Lord of Hatred também expande a árvore de habilidades de cada classe, oferecendo opções que antes eram bloqueadas por itens específicos. Análises mostraram que a árvore de habilidades representava uma fração mínima do poder do personagem em relação ao equipamento, tornando outras escolhas praticamente irrelevantes. Conseguir os itens certos era mais crucial do que ponderar sobre a árvore de habilidades, o que não fazia sentido para um RPG.

As árvores de habilidades reformuladas devem se alinhar com outro sistema que pode transformar a experiência pós-nível máximo, quando os jogadores buscam melhorias no endgame. A Blizzard o chama de ‘Planos de Guerra’ e descreve como uma forma de os jogadores ‘criarem seu próprio caminho de progressão no endgame, selecionando atividades preferidas e aplicando modificadores estratégicos enquanto avançam para recompensas de alto valor’.

Planos de Guerra lembram o que manteve os jogadores engajados em Path of Exile por mais de uma década: uma árvore de habilidades para o endgame. Não se sabe se será literalmente uma árvore no Diablo 4, mas consistirá em acumular modificadores em seus tipos favoritos de masmorras, aumentando a dificuldade e as recompensas. Atualmente, atividades sem níveis de dificuldade escalonáveis tornam-se fáceis e monótonas em termos de recompensas. A proposta dos Planos de Guerra é permitir que os jogadores potencializem uma atividade específica — talvez uma que amem ou para a qual seu personagem foi otimizado — e ajustem as recompensas conforme preferirem. Isso tem o potencial de revitalizar o ciclo do endgame de Diablo 4, dando aos jogadores ferramentas para personalizá-lo.

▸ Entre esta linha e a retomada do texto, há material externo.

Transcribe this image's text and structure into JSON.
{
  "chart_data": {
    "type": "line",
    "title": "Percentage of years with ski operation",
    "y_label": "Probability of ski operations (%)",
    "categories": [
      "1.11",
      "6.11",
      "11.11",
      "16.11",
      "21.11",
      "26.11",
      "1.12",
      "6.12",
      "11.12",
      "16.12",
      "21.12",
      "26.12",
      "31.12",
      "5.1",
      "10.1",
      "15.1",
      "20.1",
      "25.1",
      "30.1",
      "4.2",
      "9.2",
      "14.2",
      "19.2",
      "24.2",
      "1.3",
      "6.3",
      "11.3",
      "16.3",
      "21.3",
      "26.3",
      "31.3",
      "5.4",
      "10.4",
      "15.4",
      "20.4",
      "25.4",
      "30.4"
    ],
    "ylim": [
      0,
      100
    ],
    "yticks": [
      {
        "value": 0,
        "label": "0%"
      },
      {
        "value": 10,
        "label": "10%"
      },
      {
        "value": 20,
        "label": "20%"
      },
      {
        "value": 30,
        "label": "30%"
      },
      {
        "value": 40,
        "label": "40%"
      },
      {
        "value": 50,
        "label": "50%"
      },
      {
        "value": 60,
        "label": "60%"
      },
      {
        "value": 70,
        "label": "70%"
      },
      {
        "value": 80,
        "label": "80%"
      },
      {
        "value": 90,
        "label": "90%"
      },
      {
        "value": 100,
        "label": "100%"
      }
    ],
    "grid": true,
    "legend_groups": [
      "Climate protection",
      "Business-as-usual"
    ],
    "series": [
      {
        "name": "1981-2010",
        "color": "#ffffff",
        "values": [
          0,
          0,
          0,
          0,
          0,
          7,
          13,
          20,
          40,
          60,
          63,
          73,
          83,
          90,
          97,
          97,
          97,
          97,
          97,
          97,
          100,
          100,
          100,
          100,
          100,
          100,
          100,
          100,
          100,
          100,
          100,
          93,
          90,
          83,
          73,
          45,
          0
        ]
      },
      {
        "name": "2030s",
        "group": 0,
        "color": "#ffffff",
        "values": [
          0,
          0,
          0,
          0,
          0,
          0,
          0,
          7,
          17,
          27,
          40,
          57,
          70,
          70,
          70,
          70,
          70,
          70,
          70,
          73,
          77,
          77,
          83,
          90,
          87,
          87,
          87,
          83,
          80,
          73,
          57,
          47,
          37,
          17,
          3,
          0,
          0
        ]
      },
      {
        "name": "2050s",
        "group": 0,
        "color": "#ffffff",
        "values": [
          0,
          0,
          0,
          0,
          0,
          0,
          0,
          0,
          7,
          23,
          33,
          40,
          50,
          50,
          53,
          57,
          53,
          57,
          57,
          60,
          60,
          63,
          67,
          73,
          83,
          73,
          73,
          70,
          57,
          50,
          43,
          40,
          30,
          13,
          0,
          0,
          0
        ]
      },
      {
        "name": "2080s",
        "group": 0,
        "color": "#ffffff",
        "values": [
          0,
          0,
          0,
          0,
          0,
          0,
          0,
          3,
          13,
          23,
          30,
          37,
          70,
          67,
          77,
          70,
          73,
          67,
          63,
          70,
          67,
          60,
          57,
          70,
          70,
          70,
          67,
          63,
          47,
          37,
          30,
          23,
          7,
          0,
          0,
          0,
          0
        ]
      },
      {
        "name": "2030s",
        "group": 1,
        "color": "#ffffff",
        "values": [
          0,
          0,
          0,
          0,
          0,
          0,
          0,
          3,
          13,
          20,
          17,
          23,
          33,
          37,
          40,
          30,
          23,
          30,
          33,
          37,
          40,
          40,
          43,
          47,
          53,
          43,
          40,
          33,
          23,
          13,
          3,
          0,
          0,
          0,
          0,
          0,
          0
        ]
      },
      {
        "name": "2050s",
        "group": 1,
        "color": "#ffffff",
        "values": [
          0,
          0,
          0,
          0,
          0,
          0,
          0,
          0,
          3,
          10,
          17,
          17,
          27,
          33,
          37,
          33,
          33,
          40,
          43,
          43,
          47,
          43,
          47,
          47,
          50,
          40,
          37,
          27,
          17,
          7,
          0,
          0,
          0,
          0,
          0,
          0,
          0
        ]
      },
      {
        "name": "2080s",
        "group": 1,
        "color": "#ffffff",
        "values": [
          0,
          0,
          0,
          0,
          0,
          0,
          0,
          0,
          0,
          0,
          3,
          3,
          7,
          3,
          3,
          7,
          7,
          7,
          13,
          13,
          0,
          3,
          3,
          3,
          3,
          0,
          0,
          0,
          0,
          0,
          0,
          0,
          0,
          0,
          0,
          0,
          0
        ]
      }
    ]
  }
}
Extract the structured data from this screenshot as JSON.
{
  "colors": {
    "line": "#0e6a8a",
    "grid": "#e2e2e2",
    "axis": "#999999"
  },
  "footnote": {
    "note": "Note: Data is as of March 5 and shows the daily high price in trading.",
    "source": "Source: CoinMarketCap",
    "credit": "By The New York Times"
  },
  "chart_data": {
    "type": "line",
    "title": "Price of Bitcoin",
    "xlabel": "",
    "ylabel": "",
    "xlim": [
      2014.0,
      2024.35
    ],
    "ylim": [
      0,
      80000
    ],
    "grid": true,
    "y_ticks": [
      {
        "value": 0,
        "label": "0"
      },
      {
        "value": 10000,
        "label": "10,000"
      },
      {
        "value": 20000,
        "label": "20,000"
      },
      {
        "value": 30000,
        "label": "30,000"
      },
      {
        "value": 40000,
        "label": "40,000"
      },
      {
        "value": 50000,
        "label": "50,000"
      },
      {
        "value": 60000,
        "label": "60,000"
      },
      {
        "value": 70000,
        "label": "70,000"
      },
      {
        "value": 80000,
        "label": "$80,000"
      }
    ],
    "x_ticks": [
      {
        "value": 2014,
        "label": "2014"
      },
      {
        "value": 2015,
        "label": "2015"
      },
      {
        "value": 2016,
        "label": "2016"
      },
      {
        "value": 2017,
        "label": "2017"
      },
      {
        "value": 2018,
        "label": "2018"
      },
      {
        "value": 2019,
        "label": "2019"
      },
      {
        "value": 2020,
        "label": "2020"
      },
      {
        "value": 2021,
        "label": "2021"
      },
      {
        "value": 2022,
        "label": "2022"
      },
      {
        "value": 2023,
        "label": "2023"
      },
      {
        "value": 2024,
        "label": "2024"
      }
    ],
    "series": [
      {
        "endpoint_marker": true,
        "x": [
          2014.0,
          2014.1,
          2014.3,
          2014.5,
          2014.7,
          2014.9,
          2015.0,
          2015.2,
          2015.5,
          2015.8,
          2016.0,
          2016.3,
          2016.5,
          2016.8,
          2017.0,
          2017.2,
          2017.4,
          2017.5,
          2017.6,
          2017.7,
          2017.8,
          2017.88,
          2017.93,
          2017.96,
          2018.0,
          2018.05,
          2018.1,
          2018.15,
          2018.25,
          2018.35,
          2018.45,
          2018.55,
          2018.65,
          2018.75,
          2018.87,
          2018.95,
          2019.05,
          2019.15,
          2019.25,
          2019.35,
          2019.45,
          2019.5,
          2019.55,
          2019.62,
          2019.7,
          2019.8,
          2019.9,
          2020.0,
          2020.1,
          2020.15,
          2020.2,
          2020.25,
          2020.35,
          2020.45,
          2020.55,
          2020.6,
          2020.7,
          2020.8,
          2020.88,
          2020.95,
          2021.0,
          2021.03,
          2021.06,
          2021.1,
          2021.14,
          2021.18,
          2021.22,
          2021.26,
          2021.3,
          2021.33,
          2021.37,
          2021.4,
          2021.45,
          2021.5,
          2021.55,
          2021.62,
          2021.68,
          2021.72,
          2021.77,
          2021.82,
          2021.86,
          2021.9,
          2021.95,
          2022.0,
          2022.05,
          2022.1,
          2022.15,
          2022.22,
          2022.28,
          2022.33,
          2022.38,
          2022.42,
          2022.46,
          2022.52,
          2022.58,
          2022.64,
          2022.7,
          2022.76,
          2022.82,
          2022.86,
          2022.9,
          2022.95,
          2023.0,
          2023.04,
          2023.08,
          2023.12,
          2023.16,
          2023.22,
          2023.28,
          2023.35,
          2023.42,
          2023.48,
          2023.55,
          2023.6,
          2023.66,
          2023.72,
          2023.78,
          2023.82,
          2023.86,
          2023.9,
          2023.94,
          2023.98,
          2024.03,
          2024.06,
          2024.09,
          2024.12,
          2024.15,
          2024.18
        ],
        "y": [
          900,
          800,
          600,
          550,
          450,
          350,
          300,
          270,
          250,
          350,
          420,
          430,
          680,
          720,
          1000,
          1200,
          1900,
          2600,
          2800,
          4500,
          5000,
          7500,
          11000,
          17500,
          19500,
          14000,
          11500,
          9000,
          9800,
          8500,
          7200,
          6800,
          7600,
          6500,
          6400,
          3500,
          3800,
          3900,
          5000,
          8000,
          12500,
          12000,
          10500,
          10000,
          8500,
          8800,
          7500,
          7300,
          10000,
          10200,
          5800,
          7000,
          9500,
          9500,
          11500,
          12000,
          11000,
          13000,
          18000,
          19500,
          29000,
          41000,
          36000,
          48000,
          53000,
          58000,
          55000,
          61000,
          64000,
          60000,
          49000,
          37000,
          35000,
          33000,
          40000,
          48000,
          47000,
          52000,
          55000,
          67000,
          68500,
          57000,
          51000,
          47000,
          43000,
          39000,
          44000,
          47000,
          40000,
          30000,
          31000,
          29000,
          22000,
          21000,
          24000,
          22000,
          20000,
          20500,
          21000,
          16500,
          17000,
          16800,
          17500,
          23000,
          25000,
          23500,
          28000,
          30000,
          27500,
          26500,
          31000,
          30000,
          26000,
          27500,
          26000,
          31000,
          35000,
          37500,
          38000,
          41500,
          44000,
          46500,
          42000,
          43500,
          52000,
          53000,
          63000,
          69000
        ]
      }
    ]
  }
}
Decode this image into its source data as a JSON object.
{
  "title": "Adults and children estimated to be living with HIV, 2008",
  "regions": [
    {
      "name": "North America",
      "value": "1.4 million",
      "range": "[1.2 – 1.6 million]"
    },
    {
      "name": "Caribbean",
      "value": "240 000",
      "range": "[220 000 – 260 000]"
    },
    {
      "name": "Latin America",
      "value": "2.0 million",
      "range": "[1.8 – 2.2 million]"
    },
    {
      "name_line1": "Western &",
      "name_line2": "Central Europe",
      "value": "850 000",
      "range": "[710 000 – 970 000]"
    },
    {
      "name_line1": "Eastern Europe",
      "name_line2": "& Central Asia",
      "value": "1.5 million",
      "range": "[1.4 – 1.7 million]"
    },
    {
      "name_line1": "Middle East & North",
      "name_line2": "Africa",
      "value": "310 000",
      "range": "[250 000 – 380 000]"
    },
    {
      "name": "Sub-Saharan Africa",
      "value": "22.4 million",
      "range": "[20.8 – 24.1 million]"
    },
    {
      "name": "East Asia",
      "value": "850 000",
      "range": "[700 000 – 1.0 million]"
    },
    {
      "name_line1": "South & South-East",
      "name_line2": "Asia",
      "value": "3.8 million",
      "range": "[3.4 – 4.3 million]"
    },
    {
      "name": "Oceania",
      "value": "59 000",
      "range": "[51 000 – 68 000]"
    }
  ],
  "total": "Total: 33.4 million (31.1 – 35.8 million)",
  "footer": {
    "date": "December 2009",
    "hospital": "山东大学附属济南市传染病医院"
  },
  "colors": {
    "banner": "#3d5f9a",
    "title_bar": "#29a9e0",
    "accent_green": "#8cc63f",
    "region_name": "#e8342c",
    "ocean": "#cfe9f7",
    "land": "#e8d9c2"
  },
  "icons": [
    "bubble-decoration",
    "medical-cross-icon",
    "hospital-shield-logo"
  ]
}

Além disso, haverá um novo modo chamado Eco do Ódio, descrito como ‘uma maratona implacável de hordas demoníacas projetada para desafiar até as builds mais poderosas’. E, mesmo sem grande demanda, a pesca chegará ao Diablo 4. Ainda não se sabe como funcionará, mas no próximo ano os jogadores explorarão as ilhas de Skovos e lançarão suas linhas ao mar na esperança de uma boa pescaria.

Embora Diablo 4 tenha evoluído positivamente nos últimos dois anos, Lord of Hatred parece ser o ponto em que o jogo finalmente se torna o que sempre poderia ter sido. Em vez de reformular sistema após sistema, pode ser a hora de expandir o jogo em direções inexploradas.

Diablo 4: Lord of Hatred será lançado em 28 de abril, e pré-encomendas garantem acesso imediato à classe Paladino.